Melalui pernyataan-pernyataan dari pihak ATB, terlihat keseriusan perusahaan dalam membangun citra kredibel dan mendapatkan kepercayaan masyarakat. Usaha ini tidak sia-sia dan mendapatkan feedback yang baik dari berbagai stakeholdersnya. Dari penjelasan di atas, dapat disimpulkan bahwa kredibilitas ATB dan kepercayaan masyarakat kepada ATB sangat mempengaruhi keberhasilan komunikasi pada program penanaman pohon.

B. Context

Konteks menurut Kamus Besar Bahasa Indonesia adalah situasi yang ada hubungannya dengan suatu kejadian. Program yang mengkomunikasikan CSR perusahaan harus sesuai dengan kenyataan lingkungan. Jelaslah bahwa program penanaman pohon yang ingin dikomunikasikan oleh ATB sudah sesuai dengan kenyataan yang terjadi di Kota Batam. Menurut Bapedal Kota Batam, memang sejak tahun 2013 lalu Batam mengalami kekurangan 11% area penutupan vegetasi, terutama di catchment area. Kurangnya pepohonan yang dapat menyerap air pada catchment area akan berdampak pada krisis air di Batam, yang hanya mengandalkan air hujan sebagai sumber ketersediaan air untuk kehidupan. Program penanaman pohon ini dirasa sudah sesuai konteksnya dengan situasi di mana ATB beroperasi.

TW, staff divisi air BP Batam memberikan tanggapan bahwa program CSR dalam bidang lingkungan hidup yang dilakukan ATB memang sudah tepat. Menurut TW, tujuan penanaman pohon pun memang sudah sangat bagus, di mana

ATB ingin mengedukasi masyarakat agar sadar akan pentingnya pohon dan lingkungan. TW menjelaskan alasannya:

“Jadi gini lho, Batam itu pulaunya kecil. Untuk menjadikan itu menjadi sebuah kota ada infrastruktur yang dibutuhkan ya itu air. Kenapa air? Karena nggak ada air kita nggak bisa hidup. Jadi infrastruktur ya ng paling esensial dalam sebuah kota itu ya air. Sementara darimana kita akan mendapatkan air? Kalau di batam ini kan satu-satunya kan dari hujan, hujan jatuh kemudian kita tampung. Kalau hujannya jatuh di lingkungan yang kualitasnya baik, maka kualitas air yang diserapnya juga akan baik, dan sebaliknya. Makanya itu masyarakat itu perlu sadar bahwa jangan main- main dengan lingkungan Kota Batam.” (TW, 56 tahun, didokumentasikan Januari 2017)

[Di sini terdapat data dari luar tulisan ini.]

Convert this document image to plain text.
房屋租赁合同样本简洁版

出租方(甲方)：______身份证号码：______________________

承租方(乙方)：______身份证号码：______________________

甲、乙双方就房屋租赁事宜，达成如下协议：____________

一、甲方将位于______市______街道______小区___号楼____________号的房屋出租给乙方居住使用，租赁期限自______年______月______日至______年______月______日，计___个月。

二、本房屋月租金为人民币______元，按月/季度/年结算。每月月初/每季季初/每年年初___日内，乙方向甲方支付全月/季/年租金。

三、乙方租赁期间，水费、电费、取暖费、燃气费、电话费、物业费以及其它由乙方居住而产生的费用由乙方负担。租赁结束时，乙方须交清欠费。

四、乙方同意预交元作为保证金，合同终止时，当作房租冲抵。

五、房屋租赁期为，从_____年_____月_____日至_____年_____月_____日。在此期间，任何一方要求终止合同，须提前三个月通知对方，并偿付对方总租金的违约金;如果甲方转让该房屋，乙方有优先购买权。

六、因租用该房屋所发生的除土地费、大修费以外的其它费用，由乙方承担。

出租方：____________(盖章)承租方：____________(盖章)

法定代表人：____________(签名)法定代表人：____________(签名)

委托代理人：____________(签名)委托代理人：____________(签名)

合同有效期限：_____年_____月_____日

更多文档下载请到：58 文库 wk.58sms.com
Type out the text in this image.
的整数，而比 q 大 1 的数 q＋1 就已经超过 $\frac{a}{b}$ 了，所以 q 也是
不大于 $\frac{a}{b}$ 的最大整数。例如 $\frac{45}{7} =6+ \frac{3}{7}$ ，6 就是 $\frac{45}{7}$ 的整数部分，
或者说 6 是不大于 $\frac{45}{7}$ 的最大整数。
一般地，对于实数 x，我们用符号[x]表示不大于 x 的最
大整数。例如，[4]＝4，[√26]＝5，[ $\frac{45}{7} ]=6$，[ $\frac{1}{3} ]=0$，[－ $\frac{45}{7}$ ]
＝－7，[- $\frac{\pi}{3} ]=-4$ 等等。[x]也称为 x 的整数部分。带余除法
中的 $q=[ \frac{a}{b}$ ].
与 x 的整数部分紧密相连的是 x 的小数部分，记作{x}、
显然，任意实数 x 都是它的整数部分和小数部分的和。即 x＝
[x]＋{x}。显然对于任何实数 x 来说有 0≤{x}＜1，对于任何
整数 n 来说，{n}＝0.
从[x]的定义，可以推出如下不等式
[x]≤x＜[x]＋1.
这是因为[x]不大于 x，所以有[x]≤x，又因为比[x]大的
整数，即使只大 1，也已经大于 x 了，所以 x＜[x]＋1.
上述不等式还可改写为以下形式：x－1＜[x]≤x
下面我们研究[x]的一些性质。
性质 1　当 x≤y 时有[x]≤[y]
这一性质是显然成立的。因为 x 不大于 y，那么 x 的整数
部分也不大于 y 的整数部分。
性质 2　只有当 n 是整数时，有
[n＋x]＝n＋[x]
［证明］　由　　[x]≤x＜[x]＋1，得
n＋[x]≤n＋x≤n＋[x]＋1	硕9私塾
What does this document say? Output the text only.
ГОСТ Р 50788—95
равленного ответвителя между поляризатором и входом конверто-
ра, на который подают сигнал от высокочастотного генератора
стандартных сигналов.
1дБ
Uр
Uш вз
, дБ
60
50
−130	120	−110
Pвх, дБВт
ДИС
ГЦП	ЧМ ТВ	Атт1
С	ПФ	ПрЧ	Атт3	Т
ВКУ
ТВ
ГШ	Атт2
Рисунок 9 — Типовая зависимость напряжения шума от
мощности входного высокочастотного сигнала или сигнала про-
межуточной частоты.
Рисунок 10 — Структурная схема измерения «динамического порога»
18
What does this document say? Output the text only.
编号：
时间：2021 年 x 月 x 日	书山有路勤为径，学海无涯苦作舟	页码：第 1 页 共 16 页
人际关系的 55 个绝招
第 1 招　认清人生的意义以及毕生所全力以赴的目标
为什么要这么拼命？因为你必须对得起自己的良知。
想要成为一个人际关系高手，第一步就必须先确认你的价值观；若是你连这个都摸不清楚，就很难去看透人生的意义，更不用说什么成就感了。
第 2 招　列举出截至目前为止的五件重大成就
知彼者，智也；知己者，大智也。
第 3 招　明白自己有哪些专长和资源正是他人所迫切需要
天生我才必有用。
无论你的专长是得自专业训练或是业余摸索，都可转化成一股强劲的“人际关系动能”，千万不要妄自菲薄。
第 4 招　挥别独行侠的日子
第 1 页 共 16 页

Program penanaman pohon dari ATB ini pun dirasa sudah sesuai dengan konteksnya oleh SB, Kepala Sekolah SMK Ibnu Sina Batam. SB menuturkan:

“Ya tentu baik sekali, karena itu (program penanaman pohon) kan ngaruhnya ke lingkungan hidup, sebagai sumber alam yang bisa kita

kembangkan. Terutama unsur edukasinya kepada anak-anak, bahwa penghijauan itu sangat penting.”

“Setahu saya ATB itu kan program utamanya adalah penyedia kebutuhan masyarakat dalam bentuk air bersih, air minum. Saya rasa programnya ya

fleksibel bisa berbentuk apa saja, ya salah satunya mungkin dengan penghijau an pohon ini.” (SB, 52 tahun, didokumentasikan Januari 2017)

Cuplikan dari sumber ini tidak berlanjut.